If you were to ask most people the names of the firms at the heart of the 2008 financial crisis, you’d probably hear Lehman Brothers, AIG and the favorites among right-wing conservatives, Fannie Mae and Freddie Mac. A few cognoscenti might conjure up Bear Stearns, Merrill Lynch, Countrywide or New Century Financial. At the top of the list for left-wing conspiracy theorists would surely be Goldman Sachs.
What’s interesting about that list is that none of those institutions was a vanilla-variety bank, the kind that takes in government-insured deposits and makes consumer and business loans. But that’s not because such banks avoided the crisis. Citigroup was recapitalized by the Treasury Department and lives on as the shining example of the bank that is too big to fail. Wachovia was saved from insolvency by an 11th-hour takeover bid by the much healthier Wells Fargo. And Washington Mutual, facing huge losses from risky mortgage lending and a run by depositors, became the biggest bank failure in U.S. history, taken over against its will by the federal government and quickly sold to JPMorgan Chase.
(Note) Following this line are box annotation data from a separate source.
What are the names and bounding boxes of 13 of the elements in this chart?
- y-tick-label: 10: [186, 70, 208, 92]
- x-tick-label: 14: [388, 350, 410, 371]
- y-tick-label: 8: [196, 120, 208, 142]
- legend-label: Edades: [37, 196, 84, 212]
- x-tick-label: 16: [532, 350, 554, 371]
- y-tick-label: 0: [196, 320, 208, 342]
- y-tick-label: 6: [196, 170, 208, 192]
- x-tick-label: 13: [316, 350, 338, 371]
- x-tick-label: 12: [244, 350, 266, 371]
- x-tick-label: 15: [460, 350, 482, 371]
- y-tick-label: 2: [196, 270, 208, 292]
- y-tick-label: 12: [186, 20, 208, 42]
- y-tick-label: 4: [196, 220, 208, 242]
(Simon & Schuster) - 'The Lost Bank: The Story of Washington Mutual-The Biggest Bank Failure in American History' by Kristen Grind
For anyone who still believes the banking industry’s fantasy that it was only Wall Street sharpies who caused the financial crisis, the refutation can now be found in Kirsten Grind’s “The Lost Bank,” which chronicles the rise and fall of Washington Mutual. As a reporter for the Puget Sound Business Journal, Grind spent the better part of two years covering the demise of the giant Seattle savings and loan and building a network of sources inside the organization. Expanding on that reporting, Grind, now at the Wall Street Journal, has produced a compelling case study of corporate incompetence and of how regulators are politically captured by the businesses they are meant to oversee.
“The Lost Bank” is largely the story of the overweening ambition and willful blindness of WaMu’s longtime chief executive, Kerry Killinger, who through a flurry of bold acquisitions turned the well-run local thrift into a national banking powerhouse. Unfortunately, the sophistication and competence of WaMu’s management did not keep up with its ambition, to say nothing of the size and complexity of its balance sheet.
By the time the housing bubble was in full swing, a large portion of the bank’s profit growth, so admired on Wall Street, was coming from what amounted to sleazy boiler-room lending operations run by commission-soaked sales executives. That growth was fueled by a long-running marketing campaign — “The Power of Yes” — that came to define the bank’s culture and establish it in the minds of consumers as the lender that never said no.
Grind demonstrates that, time and again, subordinates warned Killinger about ridiculously risky lending practices, poor mid-level management, inadequate information systems and risk-management controls — even widespread fraud. And time and again, Killinger failed to take interest in these problems or insist that they be fixed. His way of dealing with them was to refuse to acknowledge them for as long as possible and then declare that they had been dealt with, eventually cutting himself off from anyone who insisted on bringing them up.